Thèses sur le « printemps arabe »
Par Achcar Gilbert le Samedi, 04 Février 2012 PDF Imprimer Envoyer

Ces thèses ont été écrites au début de décembre 2011 pour un atelier intitulé «Traduire les révolutions» organisé par la Maison des cultures du monde (Haus der Kulturen der Welt) à Berlin, les 12 et 13 janvier 2012.
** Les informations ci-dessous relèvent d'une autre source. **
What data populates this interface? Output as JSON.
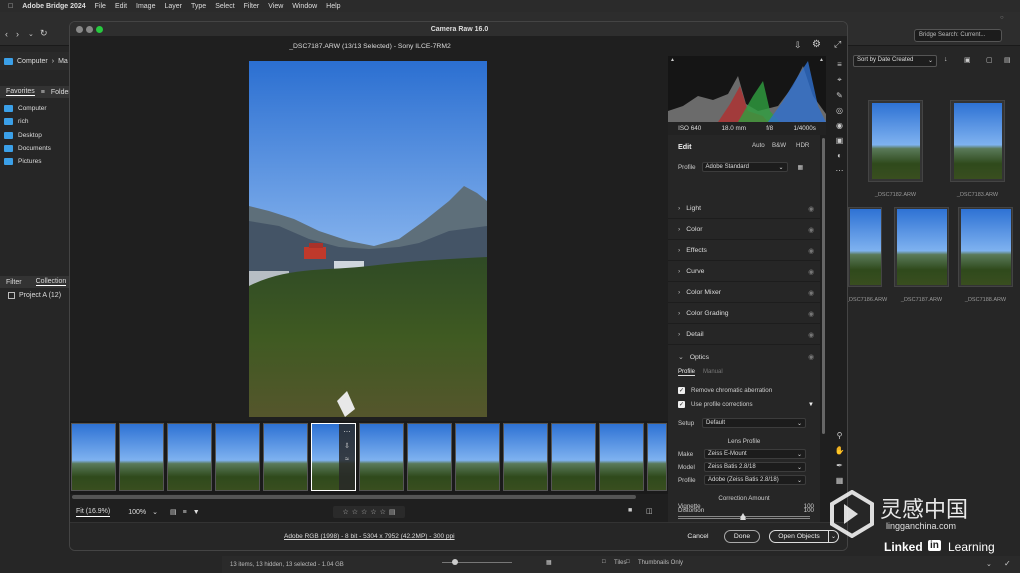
{
  "menubar": {
    "app": "Adobe Bridge 2024",
    "items": [
      "File",
      "Edit",
      "Image",
      "Layer",
      "Type",
      "Select",
      "Filter",
      "View",
      "Window",
      "Help"
    ]
  },
  "bridge": {
    "search_placeholder": "Bridge Search: Current...",
    "path": [
      "Computer",
      "Ma"
    ],
    "panel_tabs": [
      "Favorites",
      "Folder"
    ],
    "favorites": [
      "Computer",
      "rich",
      "Desktop",
      "Documents",
      "Pictures"
    ],
    "filter_tabs": [
      "Filter",
      "Collection"
    ],
    "collection_item": "Project A (12)",
    "sort": "Sort by Date Created",
    "thumb_labels": [
      "_DSC7182.ARW",
      "_DSC7183.ARW",
      "_DSC7186.ARW",
      "_DSC7187.ARW",
      "_DSC7188.ARW"
    ],
    "status": "13 items, 13 hidden, 13 selected - 1.04 GB",
    "status_right": [
      "Tiles",
      "Thumbnails Only"
    ]
  },
  "camera_raw": {
    "title": "Camera Raw 16.0",
    "filename": "_DSC7187.ARW (13/13 Selected)  -  Sony ILCE-7RM2",
    "exif": [
      "ISO 640",
      "18.0 mm",
      "f/8",
      "1/4000s"
    ],
    "edit": {
      "heading": "Edit",
      "modes": [
        "Auto",
        "B&W",
        "HDR"
      ],
      "profile_label": "Profile",
      "profile_value": "Adobe Standard",
      "sections": [
        "Light",
        "Color",
        "Effects",
        "Curve",
        "Color Mixer",
        "Color Grading",
        "Detail",
        "Optics"
      ],
      "optics": {
        "tabs": [
          "Profile",
          "Manual"
        ],
        "remove_ca": "Remove chromatic aberration",
        "use_profile": "Use profile corrections",
        "setup_label": "Setup",
        "setup_value": "Default",
        "lens_profile_heading": "Lens Profile",
        "make_label": "Make",
        "make_value": "Zeiss E-Mount",
        "model_label": "Model",
        "model_value": "Zeiss Batis 2.8/18",
        "profile_label": "Profile",
        "profile_value": "Adobe (Zeiss Batis 2.8/18)",
        "correction_heading": "Correction Amount",
        "distortion_label": "Distortion",
        "distortion_value": "100",
        "vignette_label": "Vignette",
        "vignette_value": "100"
      }
    },
    "view": {
      "fit": "Fit (16.9%)",
      "zoom": "100%"
    },
    "color_info": "Adobe RGB (1998) - 8 bit - 5304 x 7952 (42.2MP) - 300 ppi",
    "buttons": {
      "cancel": "Cancel",
      "done": "Done",
      "open": "Open Objects"
    }
  },
  "watermark": {
    "cn": "灵感中国",
    "url": "lingganchina.com",
    "linkedin": "Linked",
    "in": "in",
    "learning": "Learning"
  },
  "colors": {
    "accent": "#3ba0e8",
    "panel": "#262626",
    "window": "#1f1f1f"
  }
}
1. Le bouleversement gigantesque qui secoue l’ensemble du monde arabe, depuis la première secousse du 17 décembre 2010 en Tunisie, est la conséquence d’une accumulation longue et profonde de facteurs explosifs : l’absence de croissance économique, le chômage massif (le plus haut taux moyen de toutes les régions du monde), la corruption endémique généralisée, d’énormes inégalités sociales, des gouvernements despotiques sans aucune légitimité démocratique, des citoyens traités comme des sujets serviles, etc. La masse des gens qui sont entrés en action dans la région arabe est un composé englobant un large éventail de couches et catégories sociales affectées à des degrés divers par tel ou tel élément de cet ensemble complexe de facteurs déterminants. La plupart partagent cependant une aspiration commune à la démocratie, c’est-à-dire aux libertés politiques, à des élections libres et équitables, à une constitution démocratiquement élaborée. Ce sont les dénominateurs communs qui unissent les masses impliquées dans les soulèvements, dans tous les pays arabes où ceux-ci ont pu prendre de l’ampleur. (Le fait que le pays où ces mêmes conditions existent au plus haut degré, le royaume saoudien, n’ait pas encore connu de soulèvement massif témoigne de l’intensité de la domination et de l’oppression qui y règnent.)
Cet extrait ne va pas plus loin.